Our society has viewed the use of psychedelic drugs unfavorably for many years. This was not always the case, however, as we are actually in the midst of a second wave of psychedelic research. The first wave came about in the 1950s and 1960s when doctors, psychologists, and university professors were all studying the effects of LSD and psilocybin (the psycho-active drug in magic mushrooms) on their patients. These substances were relatively unknown to the broader public at the time, and yet the researchers who were administering them had high hopes for their application. “A 1967 review article summarizing papers about psychotic therapy published between 1953 and 1965 estimated that the technique’s rate of success ranged from 70 percent in cases of anxiety neurosis, 62 percent for depression, and 42 percent for obsessive-compulsive disorder.” Sadly, however, this research was not to persist; heading into the late 1960s and early 1970s, the public perception of psychedelics changed to one of skepticism and distrust, and these substances were banned by the government. Thus ensued a multi-decade drought of their official study.
The past twenty years have seen psychedelic research resurface (it never truly disappeared, but simply went underground) and the preliminary results have been exceptional. Similar to the findings from the first wave, our current second wave of research indicates that psychedelics can be profoundly helpful to people with addiction, anxiety, depression, and obsessive-compulsive behaviors. Patients with these diagnoses report that their mental ‘journeys’ on psychedelics leave them with new found feelings of love and connectedness to a larger ‘whole.’
Our author tries these drugs himself and does his best to put the indescribable into words. The most important theme he illustrates is how psychedelics dissolve the ego, the part of us that sees ourselves as separate from everything else. “LSD truly was an acid,” he writes, “dissolving almost everything with which it came into contact, beginning with the hierarchies of the mind (the superego, ego, and unconscious) and going on from there to society’s various structures of authority and then to lines of every imaginable kind: between patient and therapist, research and recreation, sickness and health, self and other, subject and object, the spiritual and the material.” Basically, LSD washed all the dividing lines away, until everything felt like one and the same. This is difficult to conceptualize without experiencing LSD’s effects firsthand.
Why do psychedelics have this effect on our minds? Researchers suggest that states of mind dominated by addiction, anxiety, depression, and obsessive-compulsive disorders are evidence of rigid thinking, i.e., when the neural grooves of the brain have become set and hardened. The beauty of psychedelics is that they open the mind up to new and different ways of thinking, connecting disparate parts the brain across new neural pathways that allow people to create new habits and change their unhealthy behaviors. Patients who used psychedelics report quitting smoking, for example, because cigarettes were suddenly reframed as something stupid and pointless.
Psychedelic research is a tricky subject to study because it is very dependent on the set and setting of where and how the drugs are administered. “Set is the mind-set or expectation one brings to the experience, and setting is the environment in which it takes place.” Not only do psychedelics affect different people differently, but compared to other drugs, they seldom affect the same person the same way twice. They are also hard to study because it is near impossible to have a control group, a standard practice when using the scientific method.

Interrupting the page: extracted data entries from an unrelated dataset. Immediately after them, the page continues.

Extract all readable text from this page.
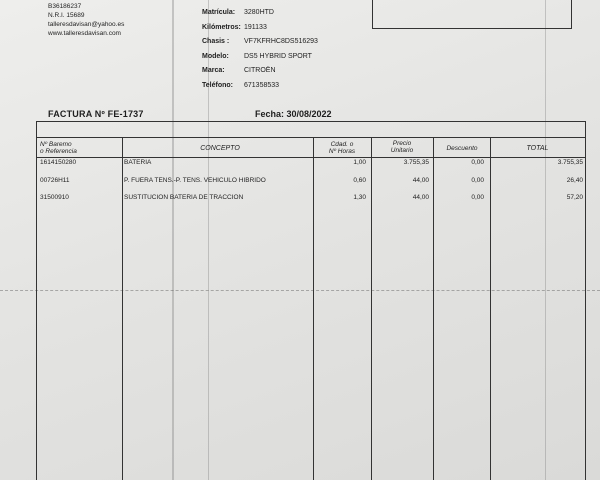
B36186237
N.R.I. 15689
talleresdavisan@yahoo.es
www.talleresdavisan.com
Matrícula:	3280HTD
Kilómetros: 191133
Chasis :	VF7KFRHC8DS516293
Modelo:	DS5 HYBRID SPORT
Marca:	CITROËN
Teléfono:	671358533
FACTURA Nº FE-1737	Fecha: 30/08/2022
Nº Baremo
o Referencia	CONCEPTO
Cdad. o
Nº Horas
Precio
Unitario	Descuento	TOTAL
1614150280	BATERIA	1,00	3.755,35	0,00	3.755,35
00726H11	P. FUERA TENS.-P. TENS. VEHICULO HIBRIDO	0,60	44,00	0,00	26,40
31500910	SUSTITUCION BATERIA DE TRACCION	1,30	44,00	0,00	57,20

This is a big reason why this class of drugs has been so hard to get official approval to study—because they are not scientifically rigorous, and are more closely attributed to spiritual practices administered by shamans then clinical studies proposed by doctors. This new wave of psychedelic research is a blend of both, with supreme importance placed on where and how they are administered and in what way the patient is tended to by the psychiatrist. “This is why it is important to understand that ‘psychedelic therapy’ is not simply treatment with a psychedelic drug but rather a form of ‘psychedelic assisted therapy,’ as many of the researchers take pains to emphasize.” It is indeed a hybrid between medical science and shamanic spirituality.
So, this is where we are today: in the midst of a second wave of psychedelic research loaded with promising initial results. While the medical community is skeptical, slow progress is being made, with more converts to the cause with every paper published on the subject. And how about you, dear reader? Do you suffer from addition, anxiety, depression, obsessive-compulsive disorder, or have a mental blockage in your life that you want to move past? Perhaps psychedelics could be exactly what you need to re-wire your brain. After all, this is why our author titled his book How to Change Your Mind.